Мы с Сашкой продержались шесть забросок, а на седьмой сломались. В тот раз вертушка не смогла вылететь за нами в положенное время и пару дней мы всей партией пугали друг друга страшными прогнозами. Сухой паек кончился, кто-то предложил жарить тушканчиков, но начальник партии сказал, что в соседнем районе обнаружены очаги чумы и если нам на это наплевать, то он, конечно, препятствовать не будет, но в вертолет никого с собой не возьмет. Короче, взял нас на пушку. Но убедил. Наловили черепах, голодными не остались, ага. А наутро пропали два придурка из местных, которые утащили с собой весь запас воды. Хотели броситься на поиски, но начальник под угрозой имевшегося у него ружья, запретил. Вот так, на пустом месте идиотами создается аварийная ситуация. И вот тогда один из бывалых сказал: «Кто ссыт, тот гибнет». Как в воду глядел. Вертолет прилетел за нами поздним вечером, мы погрузились, и даже пару часов честно кружились над пустыней — наш начальник в деталях расписал, какие неприятности нас ждут по возвращении из-за двух пропавших дебилов. Расследование, протоколы, ставки, подписки. И не важно, что на самом деле это они нас бросили, оставив без воды — виноватых искали бы среди тех кто вернулся. Конечно, он за себя больше боялся, ага. Искали, пока не стало совсем темно. Не нашли.

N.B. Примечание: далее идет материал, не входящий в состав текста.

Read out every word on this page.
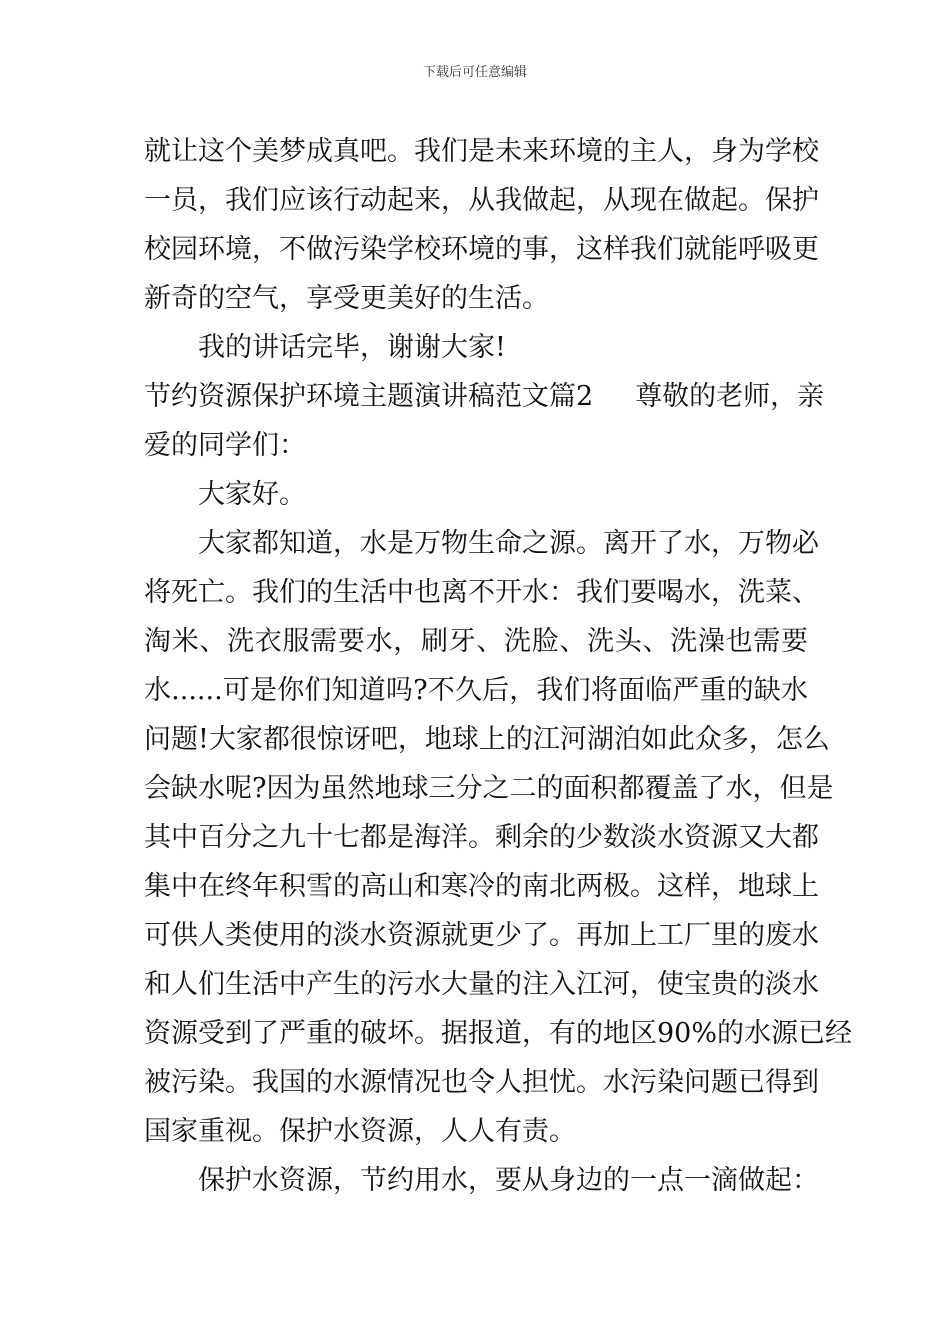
下载后可任意编辑
就让这个美梦成真吧。我们是未来环境的主人，身为学校
一员，我们应该行动起来，从我做起，从现在做起。保护
校园环境，不做污染学校环境的事，这样我们就能呼吸更
新奇的空气，享受更美好的生活。
我的讲话完毕，谢谢大家!
节约资源保护环境主题演讲稿范文篇2 尊敬的老师，亲
爱的同学们：
大家好。
大家都知道，水是万物生命之源。离开了水，万物必
将死亡。我们的生活中也离不开水：我们要喝水，洗菜、
淘米、洗衣服需要水，刷牙、洗脸、洗头、洗澡也需要
水......可是你们知道吗?不久后，我们将面临严重的缺水
问题!大家都很惊讶吧，地球上的江河湖泊如此众多，怎么
会缺水呢?因为虽然地球三分之二的面积都覆盖了水，但是
其中百分之九十七都是海洋。剩余的少数淡水资源又大都
集中在终年积雪的高山和寒冷的南北两极。这样，地球上
可供人类使用的淡水资源就更少了。再加上工厂里的废水
和人们生活中产生的污水大量的注入江河，使宝贵的淡水
资源受到了严重的破坏。据报道，有的地区90%的水源已经
被污染。我国的水源情况也令人担忧。水污染问题已得到
国家重视。保护水资源，人人有责。
保护水资源，节约用水，要从身边的一点一滴做起：
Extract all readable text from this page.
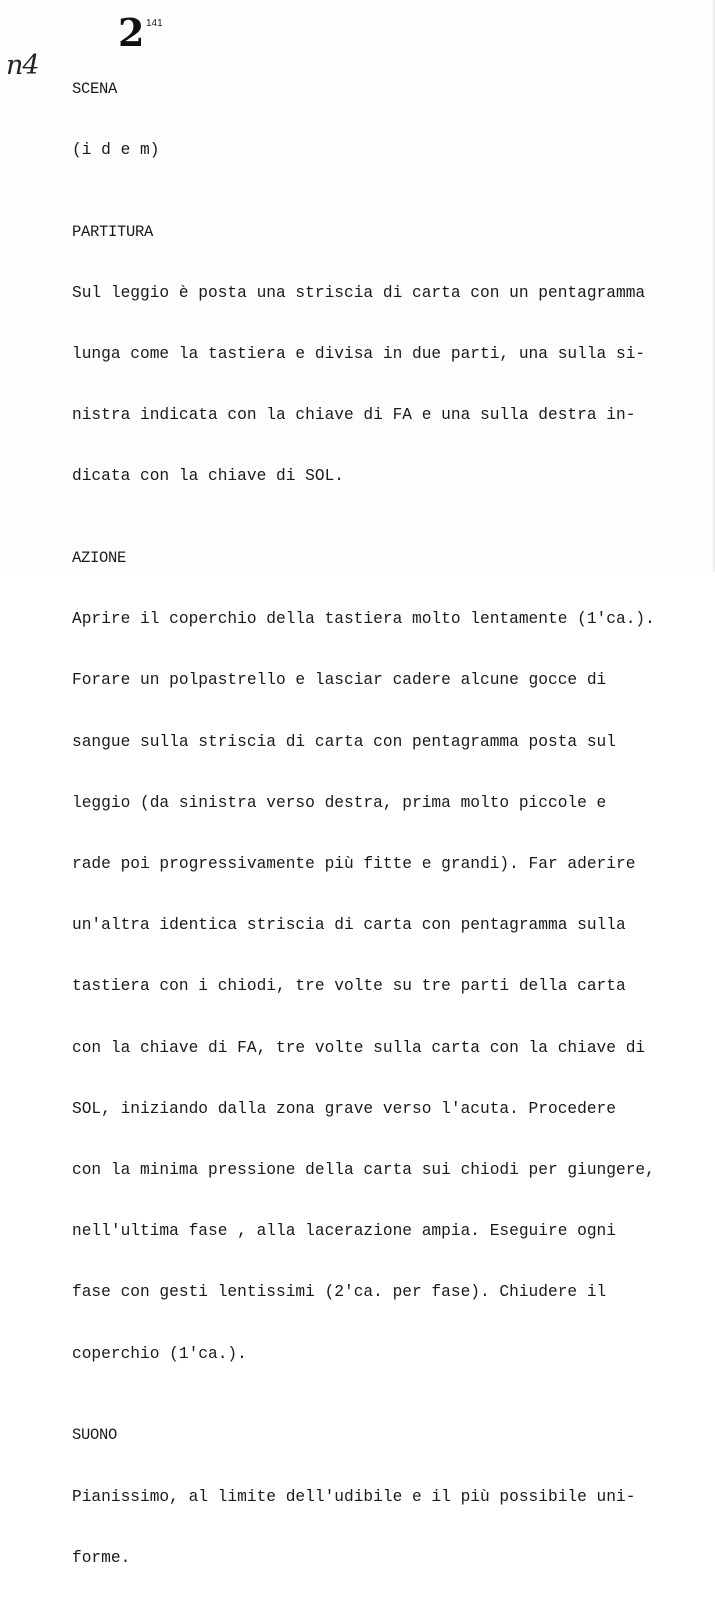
n4
2 141

SCENA

(i d e m)

PARTITURA

Sul leggio è posta una striscia di carta con un pentagramma

lunga come la tastiera e divisa in due parti, una sulla si-

nistra indicata con la chiave di FA e una sulla destra in-

dicata con la chiave di SOL.

AZIONE

Aprire il coperchio della tastiera molto lentamente (1'ca.).

Forare un polpastrello e lasciar cadere alcune gocce di

sangue sulla striscia di carta con pentagramma posta sul

leggio (da sinistra verso destra, prima molto piccole e

rade poi progressivamente più fitte e grandi). Far aderire

un'altra identica striscia di carta con pentagramma sulla

tastiera con i chiodi, tre volte su tre parti della carta

con la chiave di FA, tre volte sulla carta con la chiave di

SOL, iniziando dalla zona grave verso l'acuta. Procedere

con la minima pressione della carta sui chiodi per giungere,

nell'ultima fase , alla lacerazione ampia. Eseguire ogni

fase con gesti lentissimi (2'ca. per fase). Chiudere il

coperchio (1'ca.).

SUONO

Pianissimo, al limite dell'udibile e il più possibile uni-

forme.
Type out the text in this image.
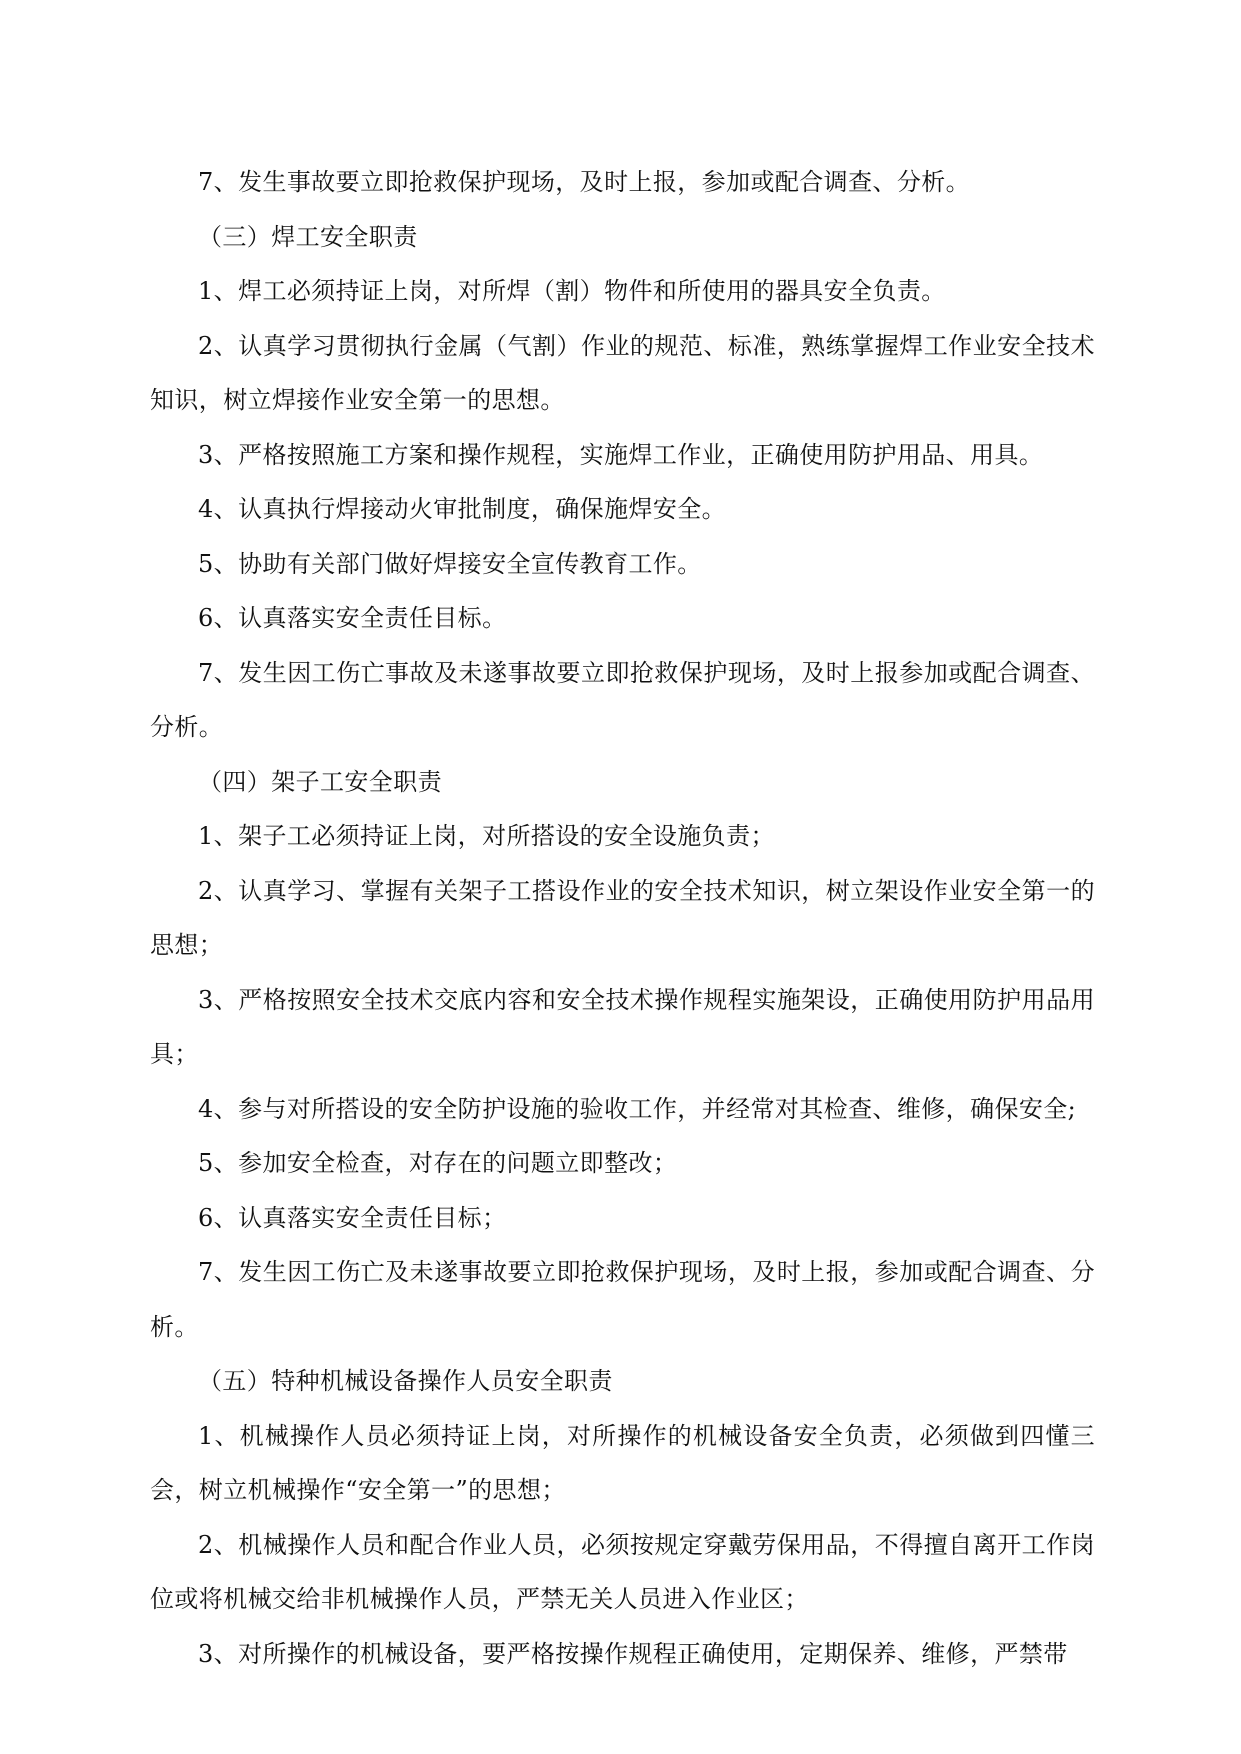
7、发生事故要立即抢救保护现场，及时上报，参加或配合调查、分析。

（三）焊工安全职责

1、焊工必须持证上岗，对所焊（割）物件和所使用的器具安全负责。

2、认真学习贯彻执行金属（气割）作业的规范、标准，熟练掌握焊工作业安全技术知识，树立焊接作业安全第一的思想。

3、严格按照施工方案和操作规程，实施焊工作业，正确使用防护用品、用具。

4、认真执行焊接动火审批制度，确保施焊安全。

5、协助有关部门做好焊接安全宣传教育工作。

6、认真落实安全责任目标。

7、发生因工伤亡事故及未遂事故要立即抢救保护现场，及时上报参加或配合调查、分析。

（四）架子工安全职责

1、架子工必须持证上岗，对所搭设的安全设施负责；

2、认真学习、掌握有关架子工搭设作业的安全技术知识，树立架设作业安全第一的思想；

3、严格按照安全技术交底内容和安全技术操作规程实施架设，正确使用防护用品用具；

4、参与对所搭设的安全防护设施的验收工作，并经常对其检查、维修，确保安全;

5、参加安全检查，对存在的问题立即整改；

6、认真落实安全责任目标；

7、发生因工伤亡及未遂事故要立即抢救保护现场，及时上报，参加或配合调查、分析。

（五）特种机械设备操作人员安全职责

1、机械操作人员必须持证上岗，对所操作的机械设备安全负责，必须做到四懂三会，树立机械操作“安全第一”的思想；

2、机械操作人员和配合作业人员，必须按规定穿戴劳保用品，不得擅自离开工作岗位或将机械交给非机械操作人员，严禁无关人员进入作业区；

3、对所操作的机械设备，要严格按操作规程正确使用，定期保养、维修，严禁带
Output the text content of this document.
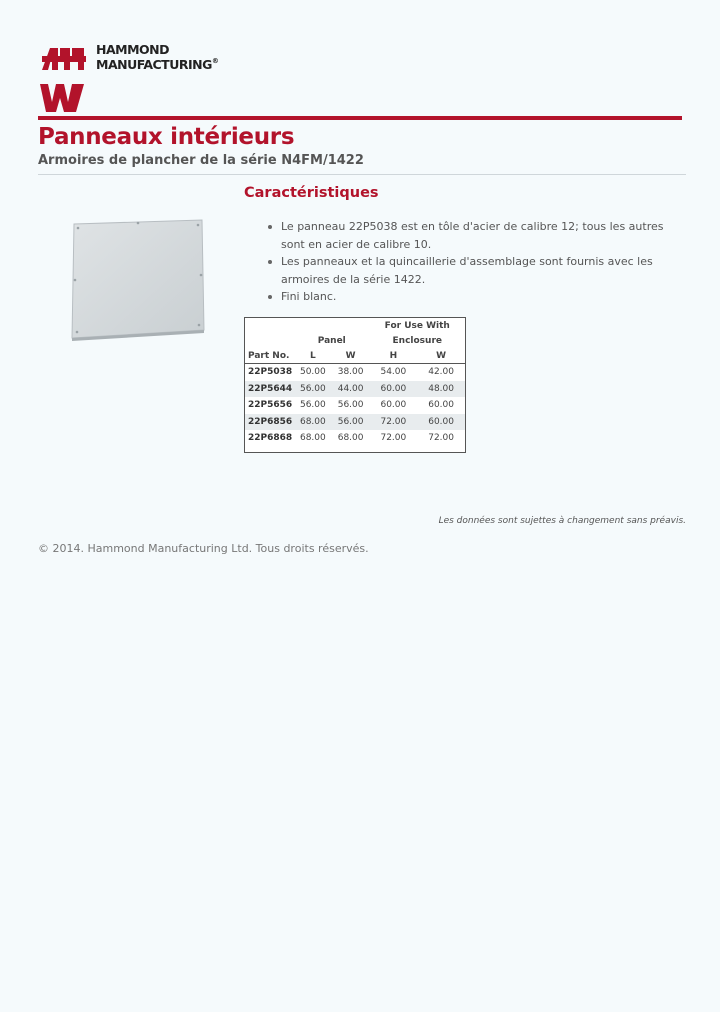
HAMMOND
MANUFACTURING®
Panneaux intérieurs
Armoires de plancher de la série N4FM/1422
Caractéristiques
Le panneau 22P5038 est en tôle d'acier de calibre 12; tous les autres sont en acier de calibre 10.
Les panneaux et la quincaillerie d'assemblage sont fournis avec les armoires de la série 1422.
Fini blanc.
			For Use With	
	Panel		Enclosure	
Part No.	L	W	H	W
22P5038	50.00	38.00	54.00	42.00
22P5644	56.00	44.00	60.00	48.00
22P5656	56.00	56.00	60.00	60.00
22P6856	68.00	56.00	72.00	60.00
22P6868	68.00	68.00	72.00	72.00

Les données sont sujettes à changement sans préavis.

© 2014. Hammond Manufacturing Ltd. Tous droits réservés.
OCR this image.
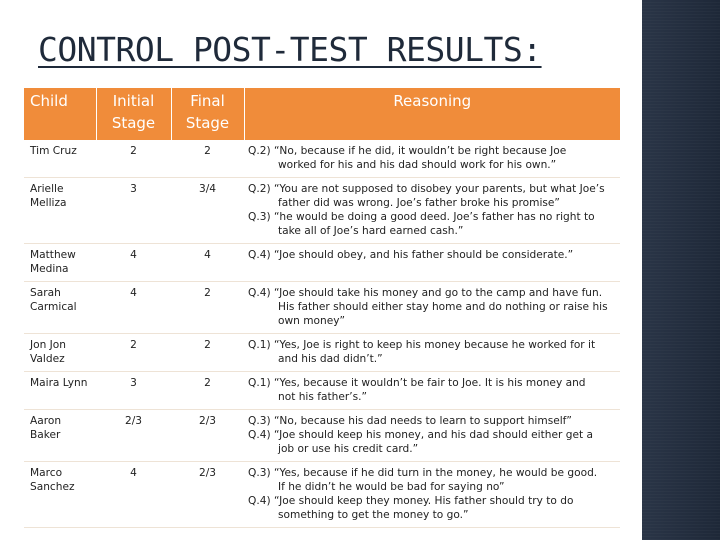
CONTROL POST-TEST RESULTS:
Child	Initial Stage	Final Stage	Reasoning
Tim Cruz	2	2	Q.2) “No, because if he did, it wouldn’t be right because Joe
worked for his and his dad should work for his own.”

Arielle Melliza	3	3/4	Q.2) “You are not supposed to disobey your parents, but what Joe’s
father did was wrong. Joe’s father broke his promise”
Q.3) “he would be doing a good deed. Joe’s father has no right to
take all of Joe’s hard earned cash.”

Matthew Medina	4	4	Q.4) “Joe should obey, and his father should be considerate.”

Sarah Carmical	4	2	Q.4) “Joe should take his money and go to the camp and have fun.
His father should either stay home and do nothing or raise his
own money”

Jon Jon Valdez	2	2	Q.1) “Yes, Joe is right to keep his money because he worked for it
and his dad didn’t.”

Maira Lynn	3	2	Q.1) “Yes, because it wouldn’t be fair to Joe. It is his money and
not his father’s.”

Aaron Baker	2/3	2/3	Q.3) “No, because his dad needs to learn to support himself”
Q.4) “Joe should keep his money, and his dad should either get a
job or use his credit card.”

Marco Sanchez	4	2/3	Q.3) “Yes, because if he did turn in the money, he would be good.
If he didn’t he would be bad for saying no”
Q.4) “Joe should keep they money. His father should try to do
something to get the money to go.”
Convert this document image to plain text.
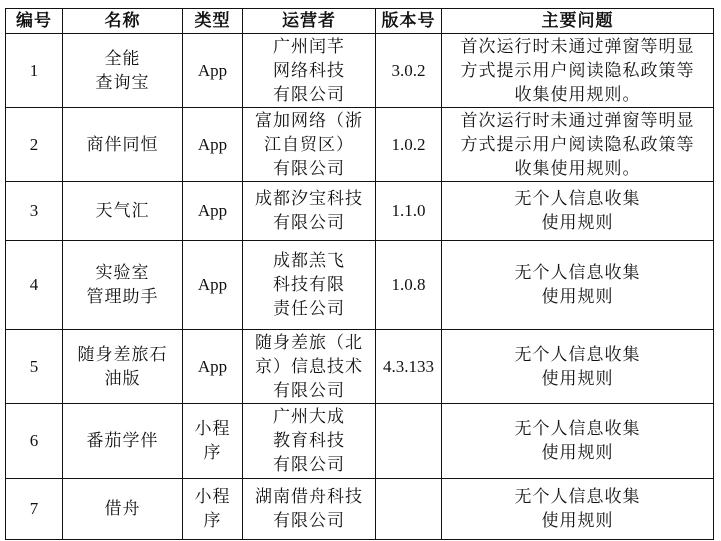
编号	名称	类型	运营者	版本号	主要问题
1	全能
查询宝	App	广州闰芊
网络科技
有限公司	3.0.2	首次运行时未通过弹窗等明显
方式提示用户阅读隐私政策等
收集使用规则。
2	商伴同恒	App	富加网络（浙
江自贸区）
有限公司	1.0.2	首次运行时未通过弹窗等明显
方式提示用户阅读隐私政策等
收集使用规则。
3	天气汇	App	成都汐宝科技
有限公司	1.1.0	无个人信息收集
使用规则
4	实验室
管理助手	App	成都羔飞
科技有限
责任公司	1.0.8	无个人信息收集
使用规则
5	随身差旅石
油版	App	随身差旅（北
京）信息技术
有限公司	4.3.133	无个人信息收集
使用规则
6	番茄学伴	小程
序	广州大成
教育科技
有限公司		无个人信息收集
使用规则
7	借舟	小程
序	湖南借舟科技
有限公司		无个人信息收集
使用规则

Естественно, желания гонять по Кызыл-Кумам у нас пропало, да и следователи свою руку приложили. Больше всех начальнику досталось — ему даже срок какой-то дали, но и нам мало не показалось — полтора месяца мурыжили. А тех двух баранов все это время искали.

— Нашли? — Белыч еще раз налил себе минералки.

— Конечно. Через два года. Скелеты рядом с пустой флягой. Я это к чему рассказал? К тому, что ещё потом много раз меня жизнь учила: не всегда прав больше всех пострадавший, и «кто ссыт — тот гибнет». А теперь отбой, всем спать!

Сон после печальной повести Корня не приходил долго, рука и бок беспрестанно ныли, и, проворочавшись полчаса, я заметил, что над тем местом, где лег Корень, засветился красноватый тлеющий огонек. Это должна была быть последняя остававшаяся у него сигарета. Я вспомнил, что когда выносили мумий, в кармане пиджака «толстушки» я нашел полупустую пачку ментолового «Вог`а».

Я встал со своего места, включил ПДА и при тусклом свете его экрана нашел в рюкзаке свою заначку. Я отдал её Корню. С минуту он лежал молча, потом глухо проронил:

— Спасибо, Макс. Это лучше, чем ничего.

Он сел, достал из внутреннего кармана портсигар, стал бережно укладывать сигарету к сигарете.

— Петрович, — уже давно одна мысль не давала мне покоя, и сейчас я решил её озвучить, — тебя в банке не потеряют?

— Нет, Макс, не потеряют. Я их приучил к своим внезапным отлучкам. Неделю все будет нормально. Потом искать начнут. — Он коротко рассмеялся. — А ещё через пару недель, если не найдут, кинутся делить свалившееся наследство.

Эти слова меня немного удивили.

— Ты собираешься торчать здесь больше двух недель?

— Да что ты, Макс! Нет, конечно! Я бы хоть сейчас отсюда рванул!